While remote inspection of industrial structures, such as nuclear reactors, using robotic crawlers currently presents significant advantages in terms of safety, accuracy and cost, other challenges emerge due to poor context-awareness and positional accuracy. This results in a lack of visibility for path planning and difficulty in precise localization of NDE (Non-Destructive Evaluation) inspection data. LIDAR (Light Detection and Ranging) are one form of sensors that estimate distances at various angles to map the surrounding environment using optical techniques. Existing commercial LIDARs offer a long range of measurement, allowing mapping of the surroundings.
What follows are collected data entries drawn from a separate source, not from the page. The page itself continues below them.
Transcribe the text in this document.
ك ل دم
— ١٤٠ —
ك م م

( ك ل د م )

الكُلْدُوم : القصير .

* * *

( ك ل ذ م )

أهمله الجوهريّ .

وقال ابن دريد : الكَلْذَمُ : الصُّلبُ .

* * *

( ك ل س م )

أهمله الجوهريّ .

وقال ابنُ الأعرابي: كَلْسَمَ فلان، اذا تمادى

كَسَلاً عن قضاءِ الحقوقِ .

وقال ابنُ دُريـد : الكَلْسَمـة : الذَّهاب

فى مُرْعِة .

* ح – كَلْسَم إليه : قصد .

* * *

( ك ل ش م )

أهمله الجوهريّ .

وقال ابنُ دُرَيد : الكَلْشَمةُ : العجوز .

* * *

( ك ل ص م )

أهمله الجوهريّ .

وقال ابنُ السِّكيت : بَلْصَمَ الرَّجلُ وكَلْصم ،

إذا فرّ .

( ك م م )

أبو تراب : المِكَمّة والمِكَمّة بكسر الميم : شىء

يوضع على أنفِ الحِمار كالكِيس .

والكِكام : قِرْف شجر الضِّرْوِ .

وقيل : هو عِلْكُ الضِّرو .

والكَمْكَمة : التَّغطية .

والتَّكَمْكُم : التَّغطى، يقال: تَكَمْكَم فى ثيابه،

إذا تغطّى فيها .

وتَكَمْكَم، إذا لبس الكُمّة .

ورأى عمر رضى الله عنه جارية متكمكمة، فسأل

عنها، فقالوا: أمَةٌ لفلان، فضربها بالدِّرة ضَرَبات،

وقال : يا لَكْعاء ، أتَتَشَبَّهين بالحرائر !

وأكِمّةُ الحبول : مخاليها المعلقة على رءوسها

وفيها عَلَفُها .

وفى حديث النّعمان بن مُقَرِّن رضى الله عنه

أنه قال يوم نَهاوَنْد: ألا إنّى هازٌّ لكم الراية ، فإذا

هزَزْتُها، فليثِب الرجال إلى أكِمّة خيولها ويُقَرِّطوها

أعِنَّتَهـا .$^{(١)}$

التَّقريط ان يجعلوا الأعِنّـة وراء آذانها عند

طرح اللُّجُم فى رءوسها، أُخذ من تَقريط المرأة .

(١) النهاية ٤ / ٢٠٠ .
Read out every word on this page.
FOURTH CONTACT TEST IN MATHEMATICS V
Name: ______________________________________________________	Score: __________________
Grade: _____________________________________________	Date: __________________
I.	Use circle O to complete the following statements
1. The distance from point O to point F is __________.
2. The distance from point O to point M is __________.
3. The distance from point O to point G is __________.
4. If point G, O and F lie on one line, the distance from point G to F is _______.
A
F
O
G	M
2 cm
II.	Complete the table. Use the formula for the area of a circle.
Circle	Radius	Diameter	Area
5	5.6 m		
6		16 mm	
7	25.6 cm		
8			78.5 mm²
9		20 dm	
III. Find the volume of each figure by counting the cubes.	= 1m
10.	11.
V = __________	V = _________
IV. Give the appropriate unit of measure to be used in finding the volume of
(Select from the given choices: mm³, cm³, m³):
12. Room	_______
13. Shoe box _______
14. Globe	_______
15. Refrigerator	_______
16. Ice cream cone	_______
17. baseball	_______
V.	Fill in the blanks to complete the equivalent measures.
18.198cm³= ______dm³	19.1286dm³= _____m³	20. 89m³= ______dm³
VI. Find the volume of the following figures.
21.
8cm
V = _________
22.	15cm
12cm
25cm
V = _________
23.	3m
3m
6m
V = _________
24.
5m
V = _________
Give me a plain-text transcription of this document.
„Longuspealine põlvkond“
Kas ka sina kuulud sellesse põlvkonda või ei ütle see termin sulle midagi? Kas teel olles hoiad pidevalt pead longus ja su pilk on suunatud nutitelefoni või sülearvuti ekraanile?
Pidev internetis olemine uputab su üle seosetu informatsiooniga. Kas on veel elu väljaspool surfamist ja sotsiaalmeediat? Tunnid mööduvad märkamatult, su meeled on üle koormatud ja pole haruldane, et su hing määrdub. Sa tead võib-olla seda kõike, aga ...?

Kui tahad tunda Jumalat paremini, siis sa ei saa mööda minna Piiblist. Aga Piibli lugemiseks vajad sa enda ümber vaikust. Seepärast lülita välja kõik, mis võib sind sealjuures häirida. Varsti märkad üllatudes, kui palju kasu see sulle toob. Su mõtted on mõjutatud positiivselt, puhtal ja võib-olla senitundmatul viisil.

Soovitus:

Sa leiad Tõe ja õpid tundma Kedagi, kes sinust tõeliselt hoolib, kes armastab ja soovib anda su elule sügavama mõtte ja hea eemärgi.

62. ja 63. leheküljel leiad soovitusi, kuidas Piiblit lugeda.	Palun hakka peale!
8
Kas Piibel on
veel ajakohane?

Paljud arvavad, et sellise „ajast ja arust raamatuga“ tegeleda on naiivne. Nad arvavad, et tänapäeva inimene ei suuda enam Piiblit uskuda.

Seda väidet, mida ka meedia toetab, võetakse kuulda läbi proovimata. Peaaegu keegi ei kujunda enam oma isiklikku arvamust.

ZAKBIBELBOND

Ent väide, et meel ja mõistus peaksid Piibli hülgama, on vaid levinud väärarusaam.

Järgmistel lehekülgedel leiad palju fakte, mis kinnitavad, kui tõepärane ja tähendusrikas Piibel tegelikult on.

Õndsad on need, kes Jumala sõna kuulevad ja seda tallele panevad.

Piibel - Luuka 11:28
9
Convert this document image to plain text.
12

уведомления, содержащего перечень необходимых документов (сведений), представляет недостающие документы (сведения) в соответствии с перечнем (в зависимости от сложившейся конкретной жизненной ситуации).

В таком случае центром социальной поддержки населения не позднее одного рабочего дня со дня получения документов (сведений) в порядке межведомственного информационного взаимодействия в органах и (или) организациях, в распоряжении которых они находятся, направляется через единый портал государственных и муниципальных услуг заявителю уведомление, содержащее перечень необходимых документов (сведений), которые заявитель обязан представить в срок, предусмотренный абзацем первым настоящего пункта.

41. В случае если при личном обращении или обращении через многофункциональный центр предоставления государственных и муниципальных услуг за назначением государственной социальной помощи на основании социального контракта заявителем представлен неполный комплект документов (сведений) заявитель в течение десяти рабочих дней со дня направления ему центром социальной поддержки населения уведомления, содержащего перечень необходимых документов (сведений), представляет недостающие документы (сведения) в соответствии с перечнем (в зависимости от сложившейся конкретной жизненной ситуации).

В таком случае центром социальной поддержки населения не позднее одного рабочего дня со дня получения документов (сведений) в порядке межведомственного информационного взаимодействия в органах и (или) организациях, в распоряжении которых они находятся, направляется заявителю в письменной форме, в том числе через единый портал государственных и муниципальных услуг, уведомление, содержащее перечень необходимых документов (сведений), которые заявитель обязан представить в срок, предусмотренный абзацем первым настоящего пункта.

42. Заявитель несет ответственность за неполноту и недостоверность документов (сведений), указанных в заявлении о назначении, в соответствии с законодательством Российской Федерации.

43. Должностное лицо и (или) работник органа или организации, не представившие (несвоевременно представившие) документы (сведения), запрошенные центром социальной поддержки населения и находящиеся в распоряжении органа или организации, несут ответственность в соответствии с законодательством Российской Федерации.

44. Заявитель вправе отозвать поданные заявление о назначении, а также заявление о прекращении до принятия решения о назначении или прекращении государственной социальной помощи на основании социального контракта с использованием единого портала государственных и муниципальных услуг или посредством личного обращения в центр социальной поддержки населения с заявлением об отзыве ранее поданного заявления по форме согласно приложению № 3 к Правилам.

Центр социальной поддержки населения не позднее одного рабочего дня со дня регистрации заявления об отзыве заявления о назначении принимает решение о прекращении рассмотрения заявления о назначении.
However, such sensors often have centimeter accuracy and a minimum scan range, resulting in a blind area and are generally unsuitable for compact spaces and areas with high density of neighboring objects. This paper presents a framework for using a customized 2D laser scanner, an IMU (Inertial Measurement Unit) and a data fusion approach for localization inside high-density volumes such as nuclear reactors. The laser scanner offers precise measurements with submillimeter accuracy for items located in the short range. The IMU calculates the robot attitude angles, which are critical for inclination angle corrections. The facilities are often made of metallic materials with highly reflective surfaces, which remains problematic for the laser scanner. A mock-up nuclear dome, of realistic material construction, was utilized to benchmark the performance of this framework. The distance and orientation error observed were below 2 mm and 1°, respectively. The framework will be further processed to produce a close-range environment mapping.